In response to the COVID-19 pandemic, a team at the University of Cambridge has designed an open-source ventilator in partnership with local clinicians, engineers and manufacturers across Africa that is focused to address the specific needs for treating COVID-19 patients and is a fully functioning system for use after the pandemic.
Critical to this project has been the speed of technology development.Professor Robert Miller
Built primarily for use in low- and middle-income countries, the OVSI ventilator can be cheaply and quickly manufactured from readily available components. Current ventilators are expensive and difficult to fix, but an open-source design will allow users to adapt and fix the ventilators according to their needs and, by using readily available components, the machines can be built quickly across Africa in large numbers. The cost per device is estimated to be around one-tenth of currently available commercial systems.
The first ventilators will be delivered in May by a team of South Africa-based companies led by Defy, a leading southern African manufacturer of domestic appliances, and Denel, a major state-owned company.
Recent tentative estimates published by the WHO have suggested that there could be as many as 10 million cases of COVID-19 in Africa within three to six months, resulting in anywhere between 300,000 and 3.3 million deaths. There are 10 countries in Africa that do not have any ventilators at all and according to the WHO, it is estimated that there are fewer than 2,000 working ventilators across 41 countries in Africa.
“Fulfilling the unique requirements of local clinicians was key to this project,” said Professor Axel Zeitler from the Department of Chemical Engineering and Biotechnology, and OVSI team lead. “Clinicians told us the ventilator needed to cover the wide spectrum of patient ventilation requirements, and therefore work in three modes – non-invasive, mandatory or patient-triggered ventilation.
“We also know that oxygen availability varies within countries, hospitals and wards. The system must use the smallest amount of oxygen possible, but include the potential to add an oxygen concentrator.”
The Open Ventilator System Initiative is a consortium of academics, engineers, intensive care medics, innovators and industry partners across the UK and Africa.
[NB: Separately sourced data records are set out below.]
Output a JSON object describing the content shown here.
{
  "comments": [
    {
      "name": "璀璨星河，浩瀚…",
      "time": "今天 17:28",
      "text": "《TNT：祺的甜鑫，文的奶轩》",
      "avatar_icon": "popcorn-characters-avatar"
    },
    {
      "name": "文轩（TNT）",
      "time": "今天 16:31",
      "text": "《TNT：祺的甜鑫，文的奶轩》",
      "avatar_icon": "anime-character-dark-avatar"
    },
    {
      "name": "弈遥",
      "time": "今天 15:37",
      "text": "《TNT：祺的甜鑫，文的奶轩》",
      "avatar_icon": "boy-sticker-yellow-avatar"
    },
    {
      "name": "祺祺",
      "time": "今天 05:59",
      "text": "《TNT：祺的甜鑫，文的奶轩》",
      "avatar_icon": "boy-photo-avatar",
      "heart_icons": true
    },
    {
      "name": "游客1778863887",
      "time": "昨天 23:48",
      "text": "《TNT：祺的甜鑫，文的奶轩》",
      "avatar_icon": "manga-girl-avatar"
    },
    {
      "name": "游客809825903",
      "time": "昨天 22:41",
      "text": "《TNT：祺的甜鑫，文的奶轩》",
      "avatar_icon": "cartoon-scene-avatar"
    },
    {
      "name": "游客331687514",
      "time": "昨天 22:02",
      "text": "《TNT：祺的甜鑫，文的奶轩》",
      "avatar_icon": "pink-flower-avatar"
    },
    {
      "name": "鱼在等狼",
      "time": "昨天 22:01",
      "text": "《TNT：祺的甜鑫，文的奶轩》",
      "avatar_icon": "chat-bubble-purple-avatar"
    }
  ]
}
Formed in March this year, the initiative has grown quickly from an initial idea at the University of Cambridge to a team of 60 individuals contributing remotely.
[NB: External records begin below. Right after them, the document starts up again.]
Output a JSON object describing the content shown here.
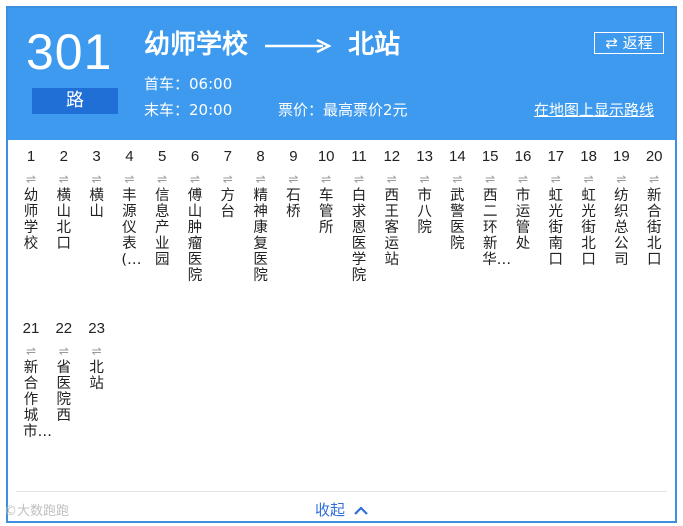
{
  "route": {
    "number": "301",
    "suffix": "路",
    "origin": "幼师学校",
    "destination": "北站",
    "first_bus_label": "首车：",
    "first_bus_time": "06:00",
    "last_bus_label": "末车：",
    "last_bus_time": "20:00",
    "fare_label": "票价：",
    "fare_value": "最高票价2元",
    "return_label": "返程",
    "map_link": "在地图上显示路线"
  },
  "stops": [
    {
      "num": "1",
      "name": "幼师学校"
    },
    {
      "num": "2",
      "name": "横山北口"
    },
    {
      "num": "3",
      "name": "横山"
    },
    {
      "num": "4",
      "name": "丰源仪表(…"
    },
    {
      "num": "5",
      "name": "信息产业园"
    },
    {
      "num": "6",
      "name": "傅山肿瘤医院"
    },
    {
      "num": "7",
      "name": "方台"
    },
    {
      "num": "8",
      "name": "精神康复医院"
    },
    {
      "num": "9",
      "name": "石桥"
    },
    {
      "num": "10",
      "name": "车管所"
    },
    {
      "num": "11",
      "name": "白求恩医学院"
    },
    {
      "num": "12",
      "name": "西王客运站"
    },
    {
      "num": "13",
      "name": "市八院"
    },
    {
      "num": "14",
      "name": "武警医院"
    },
    {
      "num": "15",
      "name": "西二环新华…"
    },
    {
      "num": "16",
      "name": "市运管处"
    },
    {
      "num": "17",
      "name": "虹光街南口"
    },
    {
      "num": "18",
      "name": "虹光街北口"
    },
    {
      "num": "19",
      "name": "纺织总公司"
    },
    {
      "num": "20",
      "name": "新合街北口"
    },
    {
      "num": "21",
      "name": "新合作城市…"
    },
    {
      "num": "22",
      "name": "省医院西"
    },
    {
      "num": "23",
      "name": "北站"
    }
  ],
  "direction_glyph": "⇌",
  "footer": {
    "collapse_label": "收起",
    "watermark": "©大数跑跑"
  }
}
The team is being advised by a panel of clinical experts including physicians in Uganda, Kenya, the DRC, South Africa and the UK. The clinical partnerships were established with the support of the Cambridge-Africa programme and Cambridge Global Health Partnerships. The ventilator was designed and built by a team based at the University of Cambridge’s Whittle Laboratory.
“Critical to this project has been the speed of technology development,” said Professor Robert Miller, Director of the Whittle Laboratory. “In recent years, the primary focus of the Whittle Laboratory has been to accelerate the process of technology development. By merging the digital and physical systems integral to the technology development process and by using Formula One-style teams, we’ve cut the amount of time this takes by a factor of 10 to 100. This capability has been key to delivering the OVSI ventilator.”
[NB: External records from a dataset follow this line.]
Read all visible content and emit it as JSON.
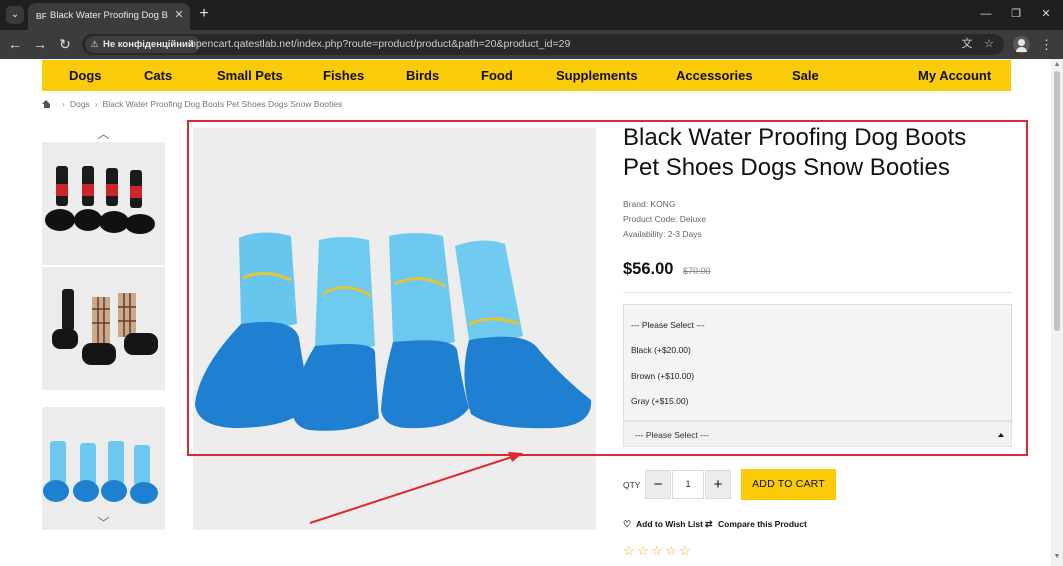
{
  "browser": {
    "tab_title": "Black Water Proofing Dog Boot",
    "tab_favicon": "BF",
    "tab_close_glyph": "✕",
    "new_tab_glyph": "+",
    "secure_label": "Не конфіденційний",
    "url": "opencart.qatestlab.net/index.php?route=product/product&path=20&product_id=29"
  },
  "nav": {
    "categories": [
      "Dogs",
      "Cats",
      "Small Pets",
      "Fishes",
      "Birds",
      "Food",
      "Supplements",
      "Accessories",
      "Sale"
    ],
    "account": "My Account"
  },
  "breadcrumb": {
    "items": [
      "Dogs",
      "Black Water Proofing Dog Boots Pet Shoes Dogs Snow Booties"
    ]
  },
  "product": {
    "title": "Black Water Proofing Dog Boots Pet Shoes Dogs Snow Booties",
    "brand": "Brand: KONG",
    "code": "Product Code: Deluxe",
    "availability": "Availability: 2-3 Days",
    "price": "$56.00",
    "old_price": "$70.00",
    "options": [
      "--- Please Select ---",
      "Black (+$20.00)",
      "Brown (+$10.00)",
      "Gray (+$15.00)"
    ],
    "select_value": "--- Please Select ---",
    "qty_label": "QTY",
    "qty_value": "1",
    "qty_minus": "−",
    "qty_plus": "+",
    "add_to_cart": "ADD TO CART",
    "wishlist": "Add to Wish List",
    "compare": "Compare this Product",
    "rating": 0
  },
  "colors": {
    "accent_yellow": "#f9cb0b",
    "annotation_red": "#e0262f",
    "boot_light_blue": "#5fc3ec",
    "boot_dark_blue": "#1f7fd0"
  }
}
The prototype is currently being developed further into a version that can be easily mass-produced by Prodrive Ltd, a British motorsport and advanced engineering group based in Banbury, Oxfordshire. It has been thoroughly tested at the National Physical Laboratory in Teddington and passed the MHRA test specifications with flying colours. The OVSI team is currently working on securing regulatory approval for the device.
The first manufacture will be led by Defy Ltd and Denel Ltd in South Africa. Evren Albas, CEO of Defy Appliances in South Africa said, “Defy’s flexible manufacturing capabilities in Africa, together with the design and development expertise of the consortium with whom we are partnering, will allow us to fast-track ventilator production and distribution. Teams are working around the clock to start production by May.”
“While the immediate need is to save lives in the context of the COVID-19 pandemic, we wanted something that will be useful to healthcare workers around the world going forward,” said Dr Lara Allen, CEO of the Centre for Global Equality and a founding member of the OVSI team. “It’s often the case that those living on less than $4 per day are excluded from the innovation process. As a result, many well-meaning innovations are not what is needed or wanted by the intended beneficiaries and end up not being used. This is disappointing for designers, a waste of humanitarian resources, and low-resource communities continue to go without the support they desperately need. This is why taking an inclusive innovation approach is vital for sustainable impact.”
Present efforts to adapt the design for low- and middle-income countries include collaboration with the long-term inclusive innovation partners at the Bahir Dar Institute of Technology, at Bahir Dar University in Ethiopia, and the Science & Technology Park at the University of Nairobi in Kenya.
OVSI will work with partner countries in Africa and elsewhere to enable local manufacturing and maintenance of the ventilator, and to design, prototype and gain regulatory approval for system upgrades.